“The choice between competing theories is arbitrary, since there is no such thing as objective truth.” (Karl Popper, The Open Society and its Enemies, Vol. II (London, 1963), p. 369f.)
Originally, in a slack post in response to the “Cognitive Relativism” reading from Prof. Robb’s unit, I wrote the following (edited for clarity’s sake, as there were a few grammatical nightmares in there):I think there is such a thing as objective truth, in the sense that there is theoretically a way to go about opening a can of beans the “best” way, but until it is known to us the “truth” will remain multi-pronged. By “multi-pronged” I mean that if we were to ever make a breakthrough or have one presented to us by helpful aliens, the truths we held up prior to that breakthrough would not suddenly become falsehoods.
These things would be true up until they are not because the absolute truth/Truth presented overshadows them, but that wouldn’t render them untrue in the past. Before my sister was born, I was an only child, but now I am not. That doesn’t mean that back then I wasn’t an only child. I believe that until these absolute truths are discovered – if they ever are – they can hold no sway over present truths.
There’s a lot here that I didn’t express properly– to the point that it comes off as nonsense. I was deep in the rabbit hole when I wrote this, and having had a bit of time to climb out of it and look back with fresh eyes, I feel that I might now be able to express my thoughts on objective truth more clearly.

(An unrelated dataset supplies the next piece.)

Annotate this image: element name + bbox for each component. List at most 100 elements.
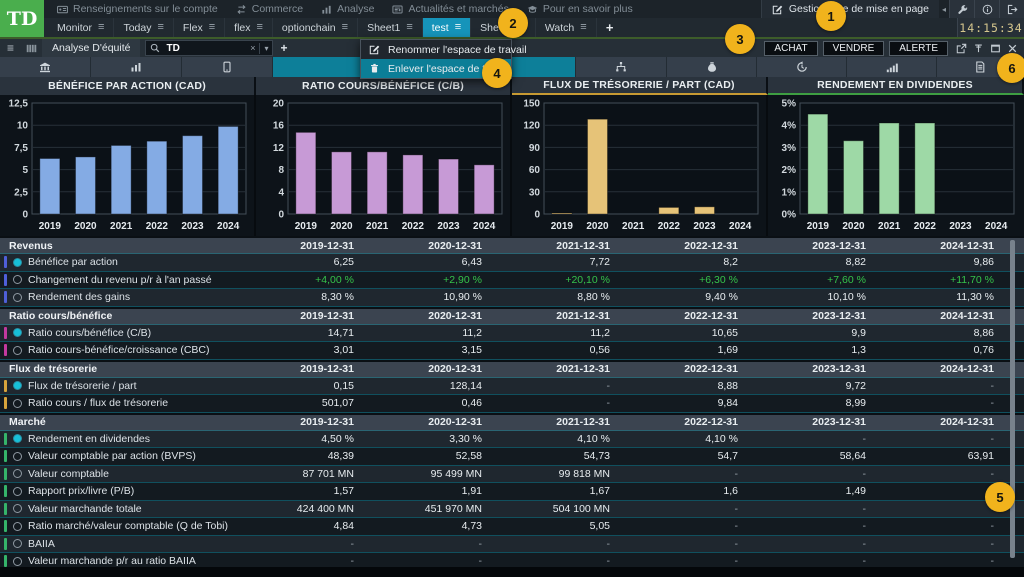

In this revision process, I’m comfortable holding on to the first of the two paragraphs above, but I’ll scrap everything from the second but the last sentence: “I believe that until these absolute truths are discovered – if they ever are – they can hold no sway over present truths.” This gets pretty close to what I was trying to convey in that second paragraph. Here are my tidied up thoughts:
I believe in absolute truth in the same way I believe that of the infinite number of branching paths before me, there is one that will leave me the happiest. And there is next to no way I’ll stumble across that path. In my original post I was ultimately trying to get at the difference between theoretical versus practical belief. Because though I believe in absolute truth, I also believe in the necessity of practical truths– in accepting that I am beyond unlikely to stumble across that “perfect path” or across absolute truth, so to fixate on them would be to neglect the multitudes of truths that make up the present.